Baby-Boom durch Pandemie:Kinder der Krise

Coronavirus - Indonesien

In Indonesien, einem der bevölkerungsreichsten Länder der Welt, wird durch die Corona-Pandemie die Zahl der ungewollten Schwangerschaften ansteigen.

(Foto: Zikri Maulana/dpa)

Weil Paare schwerer an Verhütungsmittel kommen, wird die Anzahl ungewollter Schwangerschaften weltweit ansteigen. In Indonesien sind schon jetzt die Auswirkungen zu erahnen.

Von Arne Perras, Singapur

Auch was die Familienplanung betrifft, scheint die Coronakrise Auswirkungen zu haben - zumindest in Ländern, in denen man nicht so leicht an Verhütungsmittel gelangt oder es mühsam ist, sich als Paar beraten zu lassen. Aus Indonesien kommen nun erste Hinweise, dass die Pandemie zu einem deutlichen Anstieg ungewollter Schwangerschaften führen könnte.

Hasto Wardoyo, Leiter der Behörde für Familienplanung, gab dort bekannt, dass die Zahl der Indonesier und Indonesierinnen, die sich staatlich beraten lassen und frei ausgegebene Verhütungsmittel einsetzen, im Monat März um zehn Prozent gesunken sei. Der Gesundheitsexperte berief sich auf Daten aus 34 Provinzen und rechnet mit einem Zuwachs von 420 000 Schwangerschaften in einem Zeitraum von drei Monaten, wie die Zeitung Kompas berichtete.

Das sind keine exakten Berechnungen, sondern lediglich Schätzungen, doch sie decken sich mit einem mutmaßlichen Trend, der auch die Vereinten Nationen sehr besorgt. Denn Bevölkerungsexperten erwarten inzwischen, dass die Coronakrise weltweit 47 Millionen Frauen die Möglichkeit zur Verhütung nehmen wird und deswegen mit sieben Millionen zusätzlicher ungewollter Schwangerschaften gerechnet werden muss.

Für viele Paare ist es durch die Ausgangssperren nun viel schwieriger geworden, an Pille, Kondome oder andere Mittel zu gelangen. Die Direktorin des UN-Bevölkerungsfonds Natalia Kanem warnt vor den "katastrophalen Folgen, die Covid-19 bald für Frauen und Mädchen haben kann."

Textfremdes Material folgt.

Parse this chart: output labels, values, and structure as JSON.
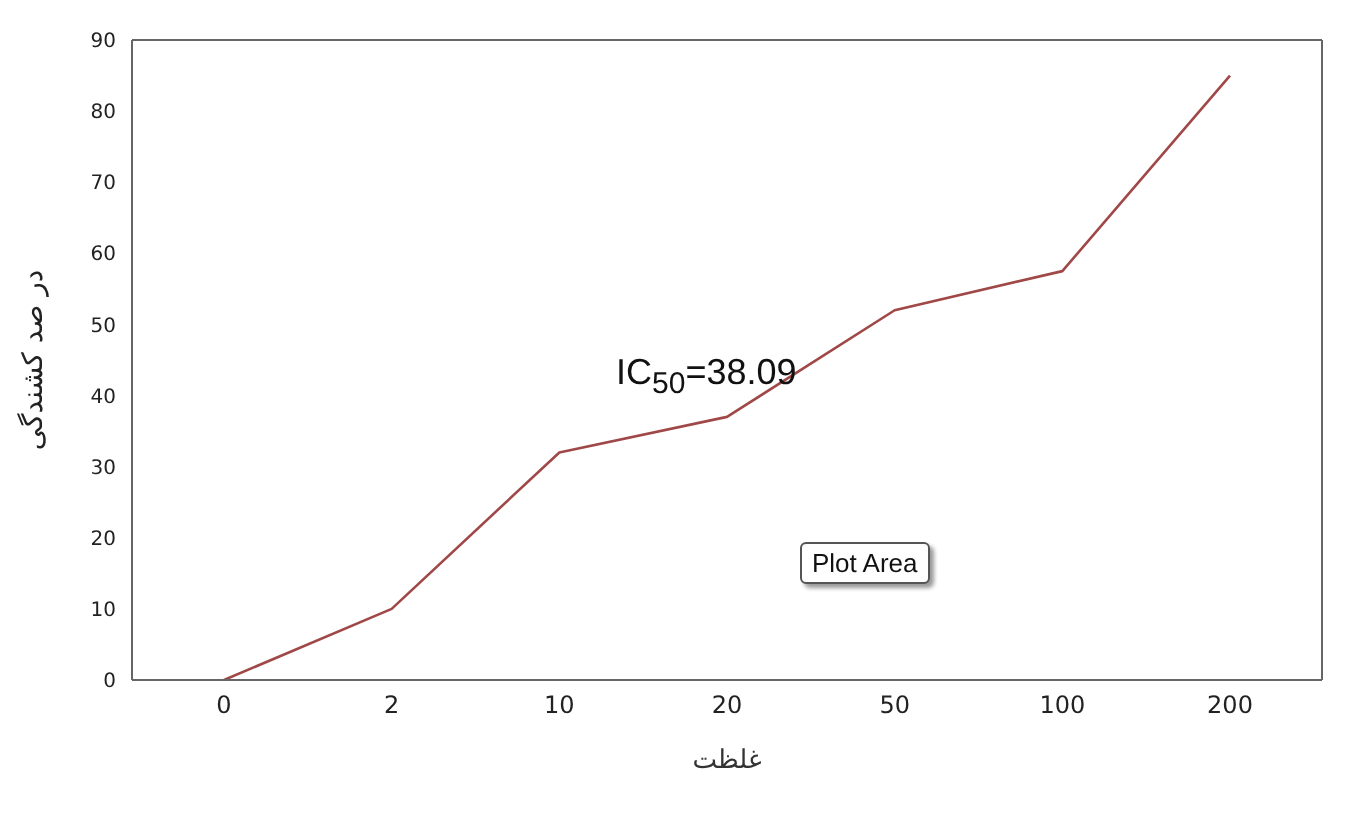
{
  "chart_data": {
    "type": "line",
    "categories": [
      "0",
      "2",
      "10",
      "20",
      "50",
      "100",
      "200"
    ],
    "series": [
      {
        "color": "#a04848",
        "values": [
          0,
          10,
          32,
          37,
          52,
          57.5,
          85
        ]
      }
    ],
    "ylim": [
      0,
      90
    ],
    "yticks": [
      0,
      10,
      20,
      30,
      40,
      50,
      60,
      70,
      80,
      90
    ],
    "xlabel": "غلظت",
    "ylabel": "در صد کشندگی",
    "annotations": [
      "IC$_{50}$=38.09",
      "Plot Area"
    ],
    "grid": false,
    "legend": false,
    "marker": "none",
    "line_style": "solid"
  }
}
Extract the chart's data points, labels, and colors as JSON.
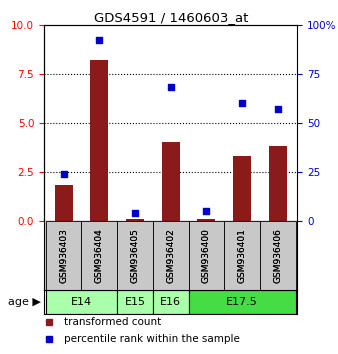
{
  "title": "GDS4591 / 1460603_at",
  "samples": [
    "GSM936403",
    "GSM936404",
    "GSM936405",
    "GSM936402",
    "GSM936400",
    "GSM936401",
    "GSM936406"
  ],
  "transformed_count": [
    1.8,
    8.2,
    0.1,
    4.0,
    0.1,
    3.3,
    3.8
  ],
  "percentile_rank": [
    24,
    92,
    4,
    68,
    5,
    60,
    57
  ],
  "bar_color": "#8B1A1A",
  "dot_color": "#0000CC",
  "ylim_left": [
    0,
    10
  ],
  "ylim_right": [
    0,
    100
  ],
  "yticks_left": [
    0,
    2.5,
    5,
    7.5,
    10
  ],
  "yticks_right": [
    0,
    25,
    50,
    75,
    100
  ],
  "ytick_labels_right": [
    "0",
    "25",
    "50",
    "75",
    "100%"
  ],
  "age_groups": [
    {
      "label": "E14",
      "spans": [
        0,
        2
      ],
      "color": "#aaffaa"
    },
    {
      "label": "E15",
      "spans": [
        2,
        3
      ],
      "color": "#aaffaa"
    },
    {
      "label": "E16",
      "spans": [
        3,
        4
      ],
      "color": "#aaffaa"
    },
    {
      "label": "E17.5",
      "spans": [
        4,
        7
      ],
      "color": "#44dd44"
    }
  ],
  "grid_dotted_at": [
    2.5,
    5.0,
    7.5
  ],
  "bar_width": 0.5,
  "background_color": "#ffffff",
  "sample_box_color": "#c8c8c8"
}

Schon vor Covid-19 war jede zweite Schwangerschaft in Indien ungewollt

Indonesiens Agentur für Familienplanung BKKBN spielt seit den 70er-Jahren eine bedeutende Rolle, sie gibt freie Verhütungsmittel für ärmere Familien auf allen Inseln aus. Jetzt aber erreicht sie Millionen Indonesier und Indonesierinnen kaum noch. Viele Kliniken sind wegen der Corona-Krise geschlossen, andere haben ihr Personal stark reduziert. Und dort, wo Helfer noch für eine Beratung zur Familienplanung ansprechbar wären, wagen sich diejenigen, die sie bräuchten, nicht mehr aus dem Haus - aus Angst vor Covid-19.

Ungewollte Schwangerschaften treffen Familien der unteren Schichten besonders hart. Deren Kinder kämpfen häufig ohehin schon mit Mangelerkrankungen, weil Geld für eine gute Ernährung fehlt. Der psychische Stress, vor allem für Mütter in armen Haushalten, werde mit jeder weiteren Schwangerschaft steigen, warnt der Indonesier Wardoyo.

Ähnliche Befürchtungen beschäftigen auch Experten in anderen asiatischen Staaten. Nandita Saikia lehrt Bevölkerungswissenschaften an der Universität in Delhi und sieht die Gefahr eines ungewollten Babybooms vor allem in den ländlichen Gebieten Indiens, falls der Lockdown länger anhält und der Staat seine Programme für Familienplanung jetzt nicht massiv ausweitet.

Schon vor Covid-19 war jede zweite Schwangerschaft auf dem Subkontinent ungewollt. So kommt es häufig zu unsicheren Abtreibungen, Frauen sind gewaltigen Risiken ausgesetzt. Und wenn sie ihre Kinder doch bekommen, haben diese denkbar schlechte Voraussetzungen, sich gesund und in Würde zu entwickeln.